How to Ensure Remote Workers Have Tools to Remain Productive
Monitoring a remote workforce calls for a robust business continuity plan and a shift in monitoring strategy.
September 3, 2020
As COVID-19 continues to redefine “normal” for the global workforce, some regions are slowly returning to the office. With this migration back to the office, the strain on virtual private networks (VPNs) may be eased somewhat. However, a highly distributed workforce adds pressure to IT Teams in different ways.
Ensuring that on-premises applications are working well, and can be easily accessed, will enable your remote workforce to remain productive, allowing them to focus on providing value to the business and your customers rather than wrestling with application latency.
Monitoring a remote workforce calls for a robust business continuity plan and a shift in monitoring strategy. Prior to COVID-19, IT teams were accustomed to monitoring LANs/VLANs in office locations. Dashboards that provide performance analytics for routers, switches, and wireless access points enable IT teams to manage capacity and utilization for their on-site workforce.
Now that two-thirds of employees are working remotely, many of these network devices are left unutilized, with the remote workers home network doing much of the heavy lifting. And while IT teams cannot manage an employee’s home network, they can ensure that remote workers can connect to the company network without issue, and that applications running on-premise are performing optimally. So, how can this be achieved?
Ensure remote workers can access company networks without issue (via VPN)
It is crucial to ensure remote workers can access company networks without issue (via VPN). Start with a dashboard to monitor how many active VPN sessions per location and when VPN saturation will occur. This allows your IT team to visualize VPN activity over time, how it fluctuates during business hours, and encourages proactivity in preventing saturation. Correlate the number of VPN sessions with application performance (such as response time) and outbound/inbound traffic on certain interfaces. If circuit saturation and application degradation correspond with the rising number of VPN sessions, your IT team can start planning for optimizing capacity.
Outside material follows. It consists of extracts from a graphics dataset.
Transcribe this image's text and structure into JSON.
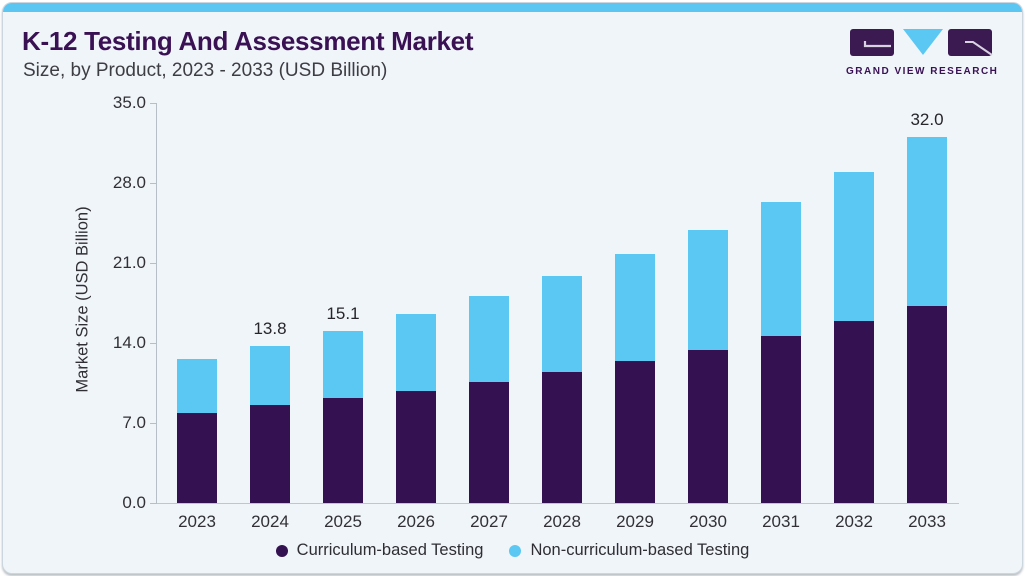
{
  "header": {
    "title": "K-12 Testing And Assessment Market",
    "subtitle": "Size, by Product, 2023 - 2033 (USD Billion)",
    "logo_text": "GRAND VIEW RESEARCH"
  },
  "brand_colors": {
    "accent_strip": "#5ac6f1",
    "title_purple": "#3a1254",
    "logo_purple": "#3a1a50",
    "logo_blue": "#5ac8f3"
  },
  "chart_data": {
    "type": "bar",
    "stacked": true,
    "title": "K-12 Testing And Assessment Market Size, by Product, 2023 - 2033 (USD Billion)",
    "categories": [
      "2023",
      "2024",
      "2025",
      "2026",
      "2027",
      "2028",
      "2029",
      "2030",
      "2031",
      "2032",
      "2033"
    ],
    "series": [
      {
        "name": "Curriculum-based Testing",
        "color": "#341150",
        "values": [
          7.9,
          8.6,
          9.2,
          9.8,
          10.6,
          11.5,
          12.4,
          13.4,
          14.6,
          15.9,
          17.2
        ]
      },
      {
        "name": "Non-curriculum-based Testing",
        "color": "#5ac8f3",
        "values": [
          4.7,
          5.2,
          5.9,
          6.7,
          7.5,
          8.4,
          9.4,
          10.5,
          11.7,
          13.0,
          14.8
        ]
      }
    ],
    "value_labels": [
      "",
      "13.8",
      "15.1",
      "",
      "",
      "",
      "",
      "",
      "",
      "",
      "32.0"
    ],
    "xlabel": "",
    "ylabel": "Market Size (USD Billion)",
    "ylim": [
      0,
      35
    ],
    "ytick_labels": [
      "0.0",
      "7.0",
      "14.0",
      "21.0",
      "28.0",
      "35.0"
    ],
    "grid": false,
    "legend_position": "bottom"
  }
}
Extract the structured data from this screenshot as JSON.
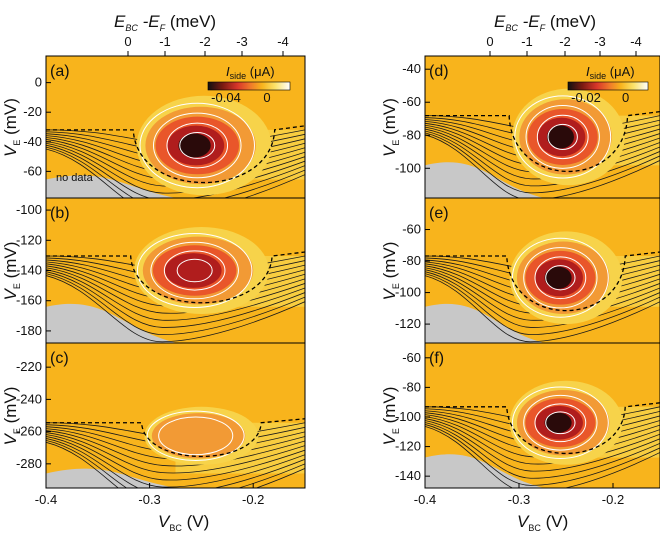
{
  "colors": {
    "background": "#f8b41c",
    "gray_region": "#c8c8c8",
    "contour_dark": "#1a1a1a",
    "contour_light": "#ffffff",
    "well_outer": "#f7d34a",
    "well_mid": "#e9562a",
    "well_inner": "#b01d1d",
    "well_core": "#2a0a0a",
    "colorbar_gradient": [
      "#111111",
      "#7a1a12",
      "#d8362a",
      "#f07a2a",
      "#f8b41c",
      "#fbe36a",
      "#ffffff"
    ]
  },
  "labels": {
    "top_axis_left": {
      "main": "E",
      "sub1": "BC",
      "mid": " -E",
      "sub2": "F",
      "tail": " (meV)"
    },
    "top_axis_right": {
      "main": "E",
      "sub1": "BC",
      "mid": " -E",
      "sub2": "F",
      "tail": " (meV)"
    },
    "bottom_axis_left": {
      "main": "V",
      "sub": "BC",
      "tail": " (V)"
    },
    "bottom_axis_right": {
      "main": "V",
      "sub": "BC",
      "tail": " (V)"
    },
    "y_axis": {
      "main": "V",
      "sub": "E",
      "tail": " (mV)"
    },
    "no_data": "no data"
  },
  "colorbars": [
    {
      "title_main": "I",
      "title_sub": "side",
      "title_unit": " (μA)",
      "ticks": [
        "-0.04",
        "0"
      ]
    },
    {
      "title_main": "I",
      "title_sub": "side",
      "title_unit": " (μA)",
      "ticks": [
        "-0.02",
        "0"
      ]
    }
  ],
  "chart_data": [
    {
      "panel": "(a)",
      "type": "heatmap",
      "x": {
        "range": [
          -0.4,
          -0.15
        ]
      },
      "y": {
        "range": [
          -78,
          18
        ],
        "ticks": [
          "0",
          "-20",
          "-40",
          "-60"
        ]
      },
      "feature": "current well centered near V_BC = -0.26 V, V_E = -45 mV; dashed boundary at about -35 mV"
    },
    {
      "panel": "(b)",
      "type": "heatmap",
      "x": {
        "range": [
          -0.4,
          -0.15
        ]
      },
      "y": {
        "range": [
          -188,
          -92
        ],
        "ticks": [
          "-100",
          "-120",
          "-140",
          "-160",
          "-180"
        ]
      },
      "feature": "current well centered near V_BC = -0.26 V, V_E = -142 mV; dashed boundary at about -132 mV"
    },
    {
      "panel": "(c)",
      "type": "heatmap",
      "x": {
        "range": [
          -0.4,
          -0.15
        ],
        "ticks": [
          "-0.4",
          "-0.3",
          "-0.2"
        ]
      },
      "y": {
        "range": [
          -295,
          -205
        ],
        "ticks": [
          "-220",
          "-240",
          "-260",
          "-280"
        ]
      },
      "feature": "weak current well near V_BC = -0.26 V, V_E = -262 mV; dashed boundary at about -255 mV"
    },
    {
      "panel": "(d)",
      "type": "heatmap",
      "x": {
        "range": [
          -0.4,
          -0.15
        ]
      },
      "y": {
        "range": [
          -118,
          -32
        ],
        "ticks": [
          "-40",
          "-60",
          "-80",
          "-100"
        ]
      },
      "feature": "current well centered near V_BC = -0.26 V, V_E = -80 mV; dashed boundary at about -68 mV"
    },
    {
      "panel": "(e)",
      "type": "heatmap",
      "x": {
        "range": [
          -0.4,
          -0.15
        ]
      },
      "y": {
        "range": [
          -132,
          -40
        ],
        "ticks": [
          "-40",
          "-60",
          "-80",
          "-100",
          "-120"
        ]
      },
      "feature": "current well centered near V_BC = -0.26 V, V_E = -95 mV; dashed boundary at about -78 mV"
    },
    {
      "panel": "(f)",
      "type": "heatmap",
      "x": {
        "range": [
          -0.4,
          -0.15
        ],
        "ticks": [
          "-0.4",
          "-0.3",
          "-0.2"
        ]
      },
      "y": {
        "range": [
          -148,
          -50
        ],
        "ticks": [
          "-60",
          "-80",
          "-100",
          "-120",
          "-140"
        ]
      },
      "feature": "current well centered near V_BC = -0.26 V, V_E = -104 mV; dashed boundary at about -90 mV"
    }
  ],
  "top_axis_ticks": [
    "0",
    "-1",
    "-2",
    "-3",
    "-4"
  ]
}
Ensure on-premises applications are performing optimally
It's also important to ensure on-premises applications are performing optimally. With fewer people on-site, extra attention should be paid to the environmental conditions of server rooms, QA labs, and data centers. A server room (with servers hosting many important on-premises applications) could be susceptible to a cooling failure. The first warning signs may be your users reporting slow or unresponsive applications. Then your monitoring solution may start showing temperature alarms on CPU and chassis or fan failures. The last thing any business wants is for its users to be their early warning system for a potentially catastrophic and costly failure.
Again, your IT teams can be proactive by monitoring key servers, setting thresholds for CPU, chassis, fans, and application response time. This will give your IT team precious time to remediate any issues before they turn into revenue-impacting downtime.
How to monitor applications that are not on-premises (SaaS/cloud)
But what if a remote worker was accessing an application that wasn’t hosted on-premises? What if they are accessing a cloud-hosted application that did not require the remote worker to go via the VPN?
In this case, an IT team would need to monitor the traffic going out of the home network, across the public network (internet) to the cloud host to uncover any potential network bottlenecks. An application path analytics tool could help with this.
Such a tool could run on the remote worker's laptop/PC and simulate traffic to a cloud-hosted application. The tool could then show every device the application traffic traverses over en route to its destination and highlight potential problems along the path. Once a problem has been identified, the IT team could then make a call to the relevant ISP/network owner and report the issue.
Even if the workplace culture one day finds itself in a “post-COVID-19 world,” many companies may allow their employees to remain remote. These suggestions will outlast the current crisis and help maintain strong and reliable application performance for remote workers.